Costs now, costs later, law who knows when?

In yesterday’s Sunday Times Andrew Sullivan expressed the wish he shares with plenty of other people that Congress should go against the President on the question of a military strike in Syria. He (Andrew) devoutly hopes (£) that Obama loses the vote in Congress. His reasons are at once familiar by now and compelling. As he writes with reference to the so-called ‘Iraq syndrome’:

It is not a “syndrome” to look both ways before you cross the street when you’ve already been run over by a truck twice in the past 10 years.

Over and above that, there are other important matters on Obama’s domestic agenda – Obamacare, immigration reform – so why ‘on earth’ is he contemplating military action at all? Andrew’s answer:

Obama feels strongly – and always has – about the unpunished mass murder of innocents.
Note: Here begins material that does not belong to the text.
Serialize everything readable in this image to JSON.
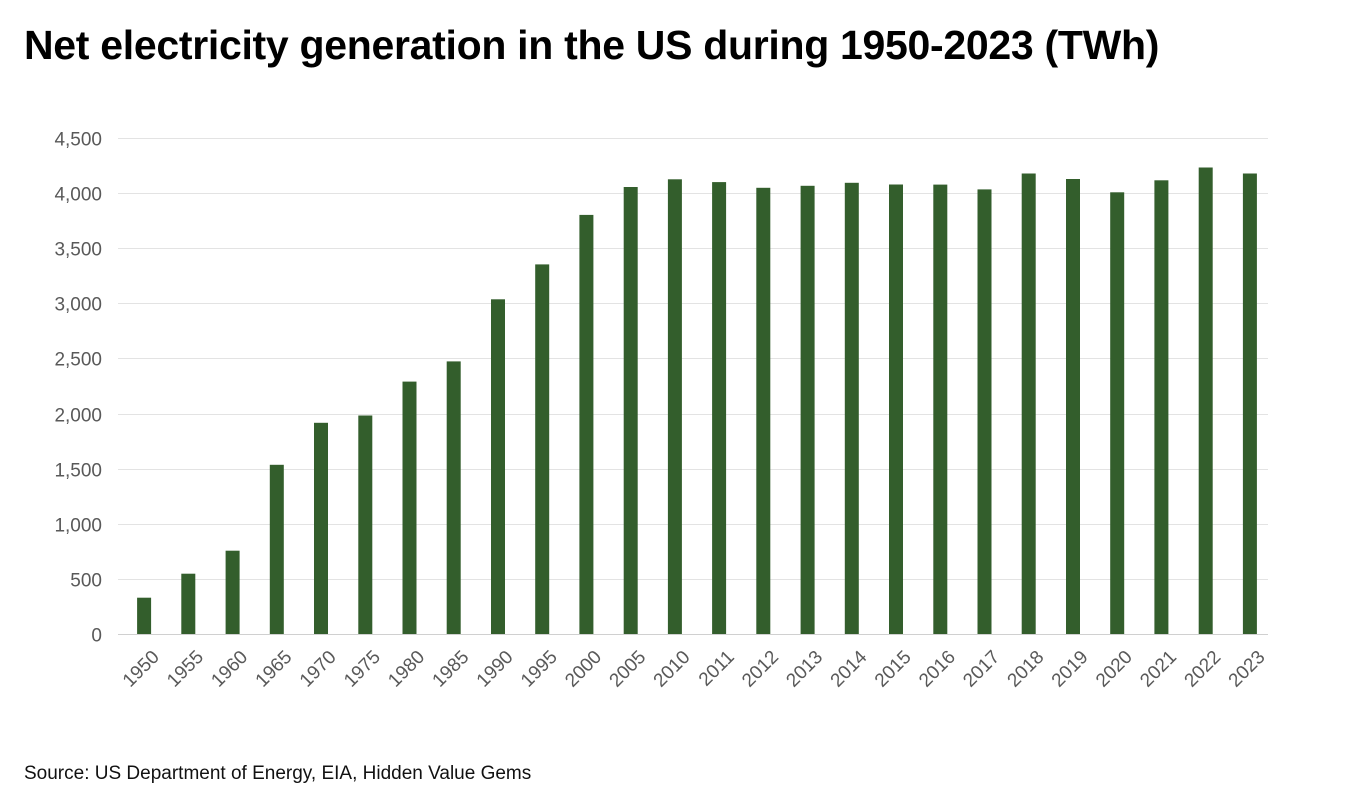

He read Samantha Power, the new US ambassador to the United Nations, on genocide a long time ago and is pulled in her direction… And the logic of enforcing an international red line against the poison-gassing of scores of children is obviously a powerful one.

But when all is said and done, apart from the many reasons advising caution, the consideration of democracy clinches it for him: ‘If we are truly committed to democracy, the people should count. It is something of a democratic revolution in Britain and America that this time they will.’

I can’t quarrel with Andrew’s reasons against. In a series of posts during the last fortnight, as well as in some before that (1, 2, 3, 4, 5, 6, 7), I have tried to give weight to both sides of the present dilemma: the dangers and potential costs of Western intervention in an already volatile situation; and the concern about the humanitarian norms of international law being set at naught.

My reservation about Andrew’s conclusion is that, having mentioned this last consideration as being a powerful one, he finishes by ignoring the way in which the people’s democratic will in America and Britain could now lead to precisely that result – setting these humanitarian norms at naught. Present and proximate costs might tell more heavily in the democratic vote than the costs that could be incurred later if Assad’s regime is allowed to get away with murder. Who is to be the guarantor of international humanitarian law? The UN is supposed to play this role but often fails in it. If a concert of democratic nations does not step forward, if the electorates of these countries come to believe that turning their backs on others under tyranny and lethal assault is the prudent course, this could generate serious further costs down the line, constituting a huge setback to the development of international law.

I cannot resolve the dilemma, but we should be fully aware of what is at stake on both sides of it.